Well, not much. A clever network operator can play around with the link costs on paths F-D-C-B and F-E-B such that both become equal, as shown in the figure below.

This would surely alleviate the problem as the two paths would now be equally used. However, this scheme of manually adjusting the link costs is not scalable and only works for small networks. Imagine replacing C, D and E with hundreds of routers, with a subset of them being connected to each other. The precarious scheme of adjusting the link costs would become too complex and too fragile to work. A single link (or a router) failure or a cost change would bring down the entire scheme of distributing the traffic across two paths.

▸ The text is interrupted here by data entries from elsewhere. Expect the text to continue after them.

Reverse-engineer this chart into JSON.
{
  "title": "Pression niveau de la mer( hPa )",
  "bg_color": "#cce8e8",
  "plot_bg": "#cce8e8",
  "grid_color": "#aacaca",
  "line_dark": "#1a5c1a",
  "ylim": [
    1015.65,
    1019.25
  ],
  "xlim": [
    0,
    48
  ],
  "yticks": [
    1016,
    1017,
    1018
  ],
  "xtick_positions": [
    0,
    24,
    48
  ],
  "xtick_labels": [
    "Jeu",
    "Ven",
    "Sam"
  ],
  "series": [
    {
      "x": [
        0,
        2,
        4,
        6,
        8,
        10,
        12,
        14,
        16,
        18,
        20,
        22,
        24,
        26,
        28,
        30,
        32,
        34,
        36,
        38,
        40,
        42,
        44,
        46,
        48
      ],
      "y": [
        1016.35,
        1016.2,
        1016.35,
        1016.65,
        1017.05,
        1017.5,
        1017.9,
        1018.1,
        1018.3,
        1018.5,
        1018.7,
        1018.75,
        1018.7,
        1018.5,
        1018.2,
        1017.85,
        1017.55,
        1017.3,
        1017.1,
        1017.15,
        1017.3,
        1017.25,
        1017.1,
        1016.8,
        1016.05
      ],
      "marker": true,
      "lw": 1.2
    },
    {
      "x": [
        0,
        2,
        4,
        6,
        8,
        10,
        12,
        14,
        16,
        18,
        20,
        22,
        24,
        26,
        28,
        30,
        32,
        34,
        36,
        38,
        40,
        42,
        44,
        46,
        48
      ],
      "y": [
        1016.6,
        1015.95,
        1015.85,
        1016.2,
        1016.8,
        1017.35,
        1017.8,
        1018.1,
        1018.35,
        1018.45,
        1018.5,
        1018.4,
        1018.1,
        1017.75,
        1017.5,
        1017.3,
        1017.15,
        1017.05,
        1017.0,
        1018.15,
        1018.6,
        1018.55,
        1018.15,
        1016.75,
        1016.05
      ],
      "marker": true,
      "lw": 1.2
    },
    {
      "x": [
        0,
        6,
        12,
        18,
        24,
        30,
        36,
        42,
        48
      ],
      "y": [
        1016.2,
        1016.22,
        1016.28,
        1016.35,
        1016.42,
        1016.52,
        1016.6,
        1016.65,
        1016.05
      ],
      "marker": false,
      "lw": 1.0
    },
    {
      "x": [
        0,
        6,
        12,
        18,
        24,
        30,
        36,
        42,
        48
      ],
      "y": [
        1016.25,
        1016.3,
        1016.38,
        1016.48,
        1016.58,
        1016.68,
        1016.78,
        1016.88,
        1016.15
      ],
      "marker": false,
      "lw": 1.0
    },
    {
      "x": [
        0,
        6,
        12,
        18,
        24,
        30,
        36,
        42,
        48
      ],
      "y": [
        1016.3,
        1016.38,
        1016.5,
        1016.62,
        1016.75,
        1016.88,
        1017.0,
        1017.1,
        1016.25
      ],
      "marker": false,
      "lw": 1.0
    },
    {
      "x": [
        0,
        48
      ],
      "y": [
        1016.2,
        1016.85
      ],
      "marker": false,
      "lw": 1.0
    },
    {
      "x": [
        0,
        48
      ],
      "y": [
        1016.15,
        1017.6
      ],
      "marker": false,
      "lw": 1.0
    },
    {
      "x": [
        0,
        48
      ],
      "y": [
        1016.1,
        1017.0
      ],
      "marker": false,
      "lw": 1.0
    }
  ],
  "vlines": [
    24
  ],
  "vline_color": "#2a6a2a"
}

The only scalable solution for the fish problem is by going beyond the realms of traditional IP routing and by providing mechanisms to explicitly manage the traffic inside the network. This new paradigm of routing is called constraint based routing, which essentially strives to compute the best path without violating any of the constraints imposed on the network, and at the same time, being optimal with respect to some scalar metric (hop count, links costs, etc). Once such a path is computed, it establishes and maintains forwarding state along such a path.

This differs from the existing IP routing paradigm which only tries to optimize (by minimizing), a particular scalar metric when computing the best path to a destination. Thus RIP optimizes the number of hops and OSPF/IS-IS, the total path cost, where total path cost is the sum total of individual cost of all the links along the path.

I would discuss more on constraint based routing in my subsequent posts.